The festival will take place this weekend. On Saturday, "A Matter of Size" will be shown at the Hooker Dunham Theater on Main Street at 7 p.m.
This will be the premier showing of the film in Vermont. It’s a movie about a group of friends who are tired of being ostracized for being overweight and form a sumo wrestling team.
"Even though it’s a comedy, it has a really important message about overweight people learning to accept themselves," Cohn said.
The film has won three Israeli "Oscars," called Ophir Awards, in 2010.
"A Matter of Size" will be followed by the movie "Ruth," which tells the story of an adolescent girl who lives in the most dangerous place in Israel, where she must fight to interpret her faith in her own way.
Raffle tickets for prizes from local merchants will be offered, and a light fare of traditional Israeli and Middle Eastern desserts and snacks will be served during the intermission.
The festival will continue at 1 p.m. on Sunday with the screening of "Mrs. Moskovitz and the Cats" and "Bruriah" at the Mountain Park Cinema in West Dover.
At both venues, doors will open a half-hour before the films begin.
The process for selecting the films was not taken lightly, said Cohn. A committee of BAJC members watched more than 30 Israeli films, he said. They went through several rounds of voting before coming up with the four winners.
Now that they are in their fourth year of the festival, the committee pretty much has the process down to a science, Cohn said.
With support from the community, he added, the festival has grown each year.
"The reason the idea came about originally was that we wanted to have a fundraiser, number one, and number 2 we were looking for something different," Cohn said.
They thought about doing a Jewish festival, he said, but then it occurred to them that they could do a film festival where the only stipulation was that the film had to be created in Israel.

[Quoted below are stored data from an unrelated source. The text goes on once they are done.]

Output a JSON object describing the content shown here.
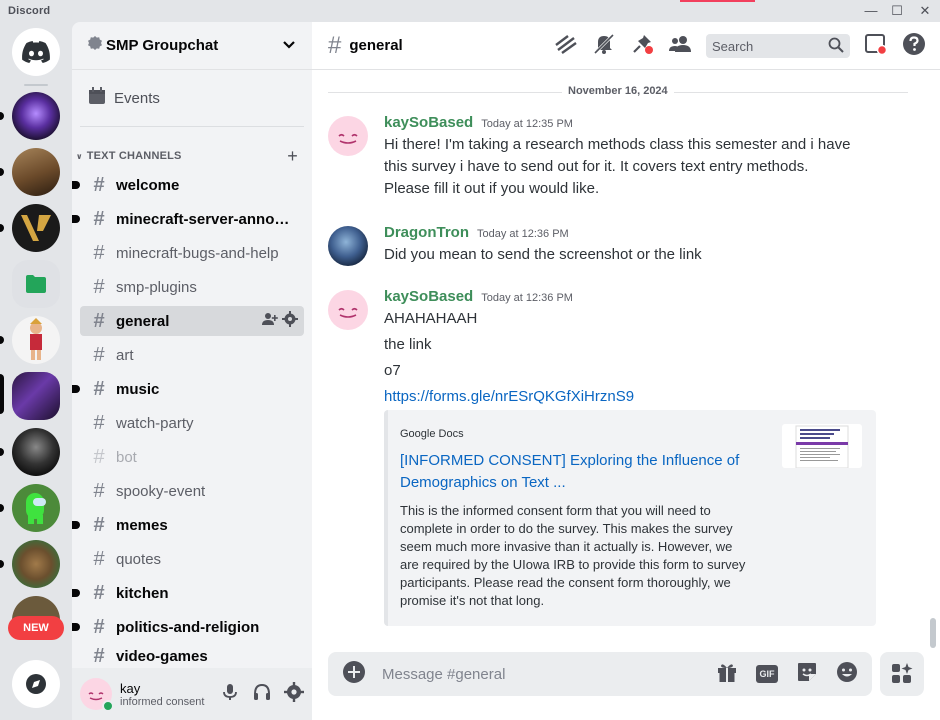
{
  "window": {
    "app_title": "Discord"
  },
  "rail": {
    "new_badge": "NEW"
  },
  "sidebar": {
    "server_name": "SMP Groupchat",
    "events_label": "Events",
    "category": "TEXT CHANNELS",
    "channels": [
      {
        "name": "welcome",
        "state": "unread"
      },
      {
        "name": "minecraft-server-announcements",
        "state": "unread"
      },
      {
        "name": "minecraft-bugs-and-help",
        "state": "read"
      },
      {
        "name": "smp-plugins",
        "state": "read"
      },
      {
        "name": "general",
        "state": "active"
      },
      {
        "name": "art",
        "state": "read"
      },
      {
        "name": "music",
        "state": "unread"
      },
      {
        "name": "watch-party",
        "state": "read"
      },
      {
        "name": "bot",
        "state": "muted"
      },
      {
        "name": "spooky-event",
        "state": "read"
      },
      {
        "name": "memes",
        "state": "unread"
      },
      {
        "name": "quotes",
        "state": "read"
      },
      {
        "name": "kitchen",
        "state": "unread"
      },
      {
        "name": "politics-and-religion",
        "state": "unread"
      },
      {
        "name": "video-games",
        "state": "unread"
      }
    ],
    "user": {
      "name": "kay",
      "status": "informed consent"
    }
  },
  "main": {
    "channel_title": "general",
    "search_placeholder": "Search",
    "date_divider": "November 16, 2024",
    "messages": [
      {
        "author": "kaySoBased",
        "time": "Today at 12:35 PM",
        "lines": [
          "Hi there! I'm taking a research methods class this semester and i have",
          "this survey i have to send out for it. It covers text entry methods.",
          "Please fill it out if you would like."
        ]
      },
      {
        "author": "DragonTron",
        "time": "Today at 12:36 PM",
        "lines": [
          "Did you mean to send the screenshot or the link"
        ]
      },
      {
        "author": "kaySoBased",
        "time": "Today at 12:36 PM",
        "lines": [
          "AHAHAHAAH",
          "the link",
          "o7"
        ],
        "link": "https://forms.gle/nrESrQKGfXiHrznS9"
      }
    ],
    "embed": {
      "provider": "Google Docs",
      "title_line1": "[INFORMED CONSENT] Exploring the Influence of",
      "title_line2": "Demographics on Text ...",
      "desc_lines": [
        "This is the informed consent form that you will need to",
        "complete in order to do the survey. This makes the survey",
        "seem much more invasive than it actually is. However, we",
        "are required by the UIowa IRB to provide this form to survey",
        "participants. Please read the consent form thoroughly, we",
        "promise it's not that long."
      ]
    },
    "composer_placeholder": "Message #general",
    "gif_label": "GIF"
  },
  "colors": {
    "author": "#3e8e5a",
    "link": "#0a66c2",
    "badge": "#f23f42",
    "online": "#23a55a"
  }
}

"What we wanted to show is that there is this vibrant industry in Israel," Cohn said.
The event sold out last year, Cohn said, so he encourages people to purchase their tickets early.
Ordered in advance, tickets are $18 for each day. Tickets purchased at the door are $25 if there are seats available. You can order tickets for either or both days by calling 257-1959. Checks made out to BAJC can be mailed to P.O. Box 2353, Brattleboro. Tickets will either be mailed when payment is received or held at the door.
Information about the festival and summaries of the films can be found at the congregation’s website: www.bajcvermont.org.
The annual Israeli Film and Food Festival is supported in part by a grant from the Jewish Arts & Culture Initiative of the Harold Grinspoon Foundation.